Yesterday, my colleague George Murphy posted an analysis on the potential impact (or lack thereof) of the Russia/Ukraine sanctions on a series of concerts by U.S. artists such as Justin Timberlake at Hartwall Arena in Helsinki, Finland. The post noted that the performances would still go on despite the ownership interests by three newly-designated SDNs in Hartwall Arena: Boris and Arkady Rotenberg and Gennady Timchenko. The post speculated that this was because none of the three named individuals had a fifty percent interest or greater in the venue. Under current rules as interpreted by OFAC, a company would not be blocked even if owned entirely by blocked individuals if no single blocked individual owned 5o percent or more of the company.
That post generated an email to us from an official at Live Nation, the concert promoter for the events at Hartwall, taking issue with the post.
I wanted to reach out because there has been quite a bit of erroneous information out in the public domain about the ownership of the Helsinki venue. The shows are going to continue because the venue is not subject to the US sanctions, not “despite” the sanctions.
I replied that the post had said the concert would go on “despite” the ownership of the venue by the three SDNs, not “despite” the sanctions, a very different thing, particularly since the post speculated that the venue wasn’t subject to the sanctions due to the 50 percent rule.
This led to another response:
They do not own 100% of the venue, there several dozen owners. Based on the best information available to Live Nation they own 100% of an entity which owns only a minority interest in the venue itself, which is the reason the sanctions do not apply.

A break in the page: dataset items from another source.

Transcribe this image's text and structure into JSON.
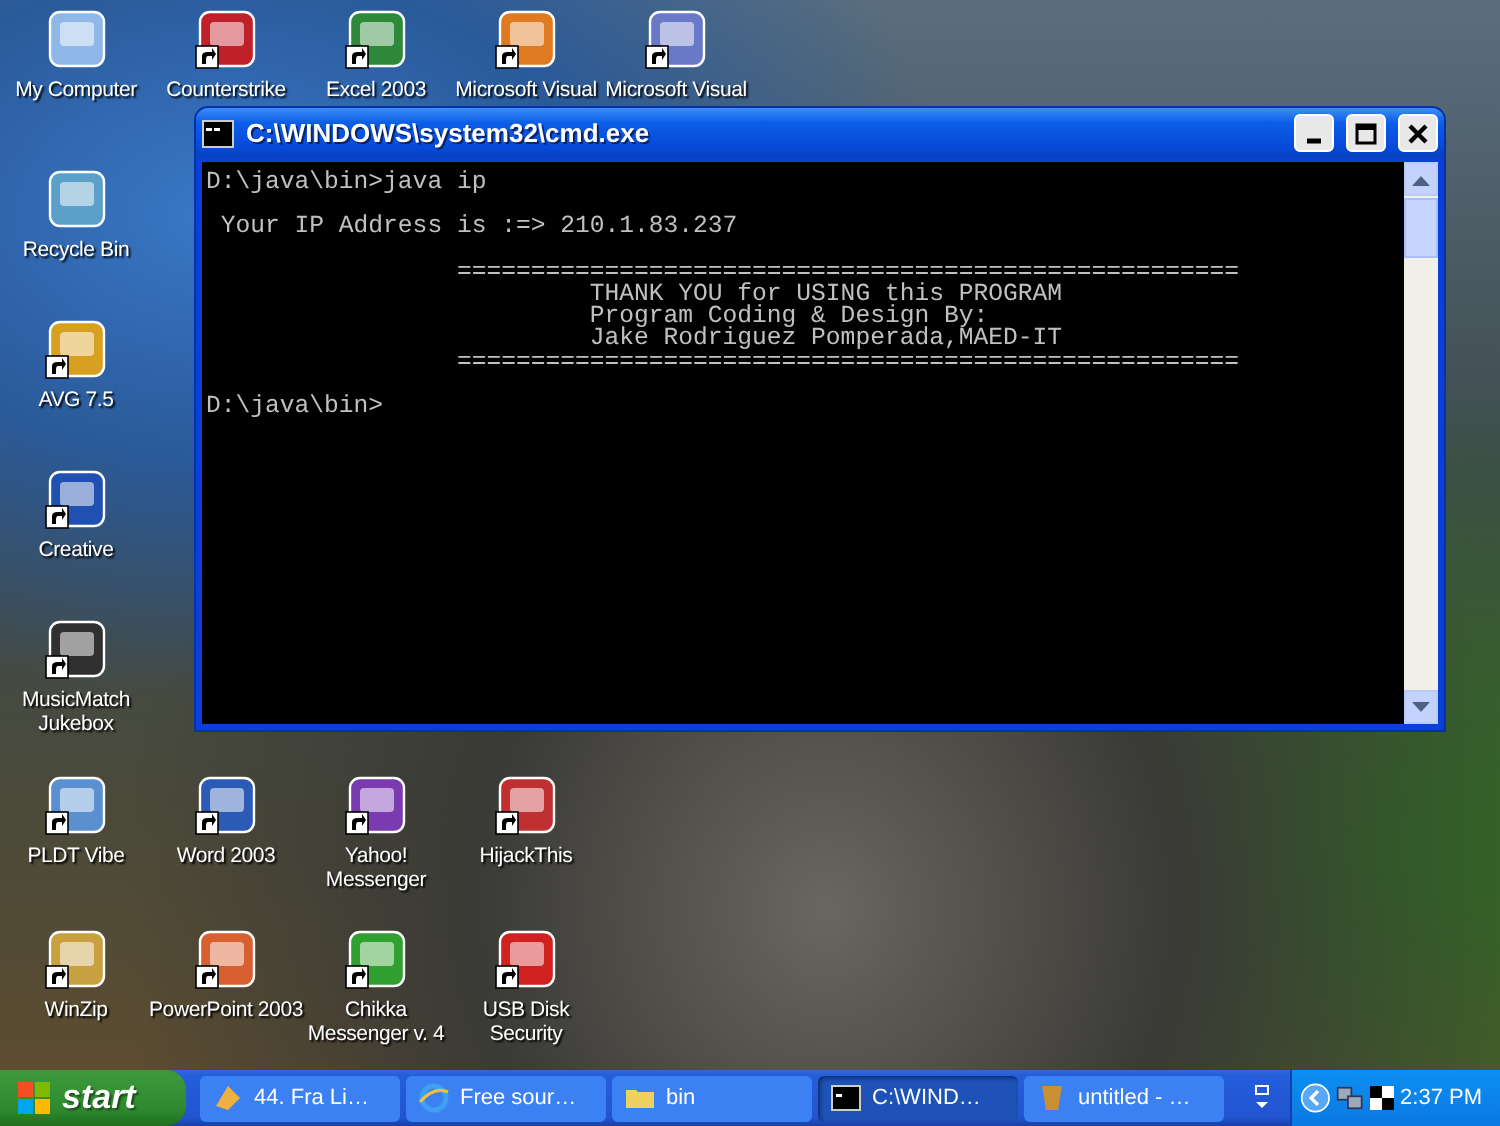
{
  "desktop": {
    "icons": [
      {
        "label": "My Computer",
        "shortcut": false
      },
      {
        "label": "Counterstrike",
        "shortcut": true
      },
      {
        "label": "Excel 2003",
        "shortcut": true
      },
      {
        "label": "Microsoft Visual",
        "shortcut": true
      },
      {
        "label": "Microsoft Visual",
        "shortcut": true
      },
      {
        "label": "Recycle Bin",
        "shortcut": false
      },
      {
        "label": "AVG 7.5",
        "shortcut": true
      },
      {
        "label": "Creative",
        "shortcut": true
      },
      {
        "label": "MusicMatch Jukebox",
        "shortcut": true
      },
      {
        "label": "PLDT Vibe",
        "shortcut": true
      },
      {
        "label": "WinZip",
        "shortcut": true
      },
      {
        "label": "Word 2003",
        "shortcut": true
      },
      {
        "label": "Yahoo! Messenger",
        "shortcut": true
      },
      {
        "label": "HijackThis",
        "shortcut": true
      },
      {
        "label": "PowerPoint 2003",
        "shortcut": true
      },
      {
        "label": "Chikka Messenger v. 4",
        "shortcut": true
      },
      {
        "label": "USB Disk Security",
        "shortcut": true
      }
    ]
  },
  "console_window": {
    "title": "C:\\WINDOWS\\system32\\cmd.exe",
    "lines": [
      {
        "text": "D:\\java\\bin>java ip",
        "blank_before": false
      },
      {
        "text": " Your IP Address is :=> 210.1.83.237",
        "blank_before": true
      },
      {
        "text": "                 =====================================================",
        "blank_before": true
      },
      {
        "text": "                          THANK YOU for USING this PROGRAM",
        "blank_before": false
      },
      {
        "text": "                          Program Coding & Design By:",
        "blank_before": false
      },
      {
        "text": "                          Jake Rodriguez Pomperada,MAED-IT",
        "blank_before": false
      },
      {
        "text": "                 =====================================================",
        "blank_before": false
      },
      {
        "text": "D:\\java\\bin>",
        "blank_before": true
      }
    ]
  },
  "taskbar": {
    "start": "start",
    "tasks": [
      {
        "label": "44. Fra Li…",
        "selected": false
      },
      {
        "label": "Free sour…",
        "selected": false
      },
      {
        "label": "bin",
        "selected": false
      },
      {
        "label": "C:\\WIND…",
        "selected": true
      },
      {
        "label": "untitled - …",
        "selected": false
      }
    ],
    "clock": "2:37 PM"
  }
}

That was certainly not what numerous new sources (such as The Guardian) were reporting as to the ownership of Hartwall Arena, and the official did not respond to my request to document the assertion about the Rotenberg and Timchenko interests in Hartwall . I did a little digging myself and sent to the Live Nation official this presentation made by Roman Rotenberg, the son of Boris Rotenberg and chairman of the Hartwall Arena. That presentation contains a slide that helpfully diagrams the precise ownership of the Arena. It states that the “owners” of Hartwall Arena are Gennady Timchenko and “Rotenberg family via Långvik Capital.” The organizational diagram shows a “company based in Luxembourg” owned by Timchenko that owns 50 percent of Arena Events Oy that, in turns, owns the Hartwall Arena. It also shows that “Oy Långvik Capital Ltd (Finland)” — owned by the Rotenberg family — owns the other 50 percent of the Arena Events Oy.
If Live Nation is trying to assert that Arena Events only owns a minority interest in Hartwall Arena, that is not consistent with what Roman Rotenberg says. The organizational chart shows that Arena Events Oy owns Helsinki Halli Oy (Hartwall Arena) and owns 49% of Jokerit Hockey Club Oy, the company that owns the hockey team based at Hartwall Arena. It is not clear why the chart would indicate the 49% minority interest in Jokerit but not a corresponding minority interest in Helsinki Halli Oy if, in fact, that was also a minority interest as the Live Nation official asserts.
I also checked the records relating to Arena Events Oy on the Finnish Trade Register which is the official source for corporate records maintained by the Government of Finland. Those records do not indicate the stock ownership of Arena Events Oy and, thus, nothing in those publicly available corporate records contradicts Roman Rotenberg’s charts and statements showing that Timchenko and the Rotenberg family each own 50 percent of Hartwall Arena.
This information, if true, raises the possibility that concerts by Americans at Hartwall Arena might be problematic. Timchenko’s ownership of the Luxembourg holding company would mean that this holding company is blocked, and the Luxembourg holding company’s 50 percent in Helsinki Halli would result in Helsinki Halli being blocked as well. If Helsinki Halli is blocked, no U.S. person or company can be involved in events there. Whether or not Oy Långvik Capital is blocked is not clear, since we don’t know the ownership interests of Boris and Arkady Rotenberg in that company, but this does not matter if Helsinki Halli is blocked by virtue of Timchenko’s 50 percent stake.
So if Justin Timberlake sings a few songs at Hartwall he better hope that Live Nation is right and Roman Rotenberg is wrong about the ownership of the concert venue. Otherwise, he may be the next Dennis Rodman.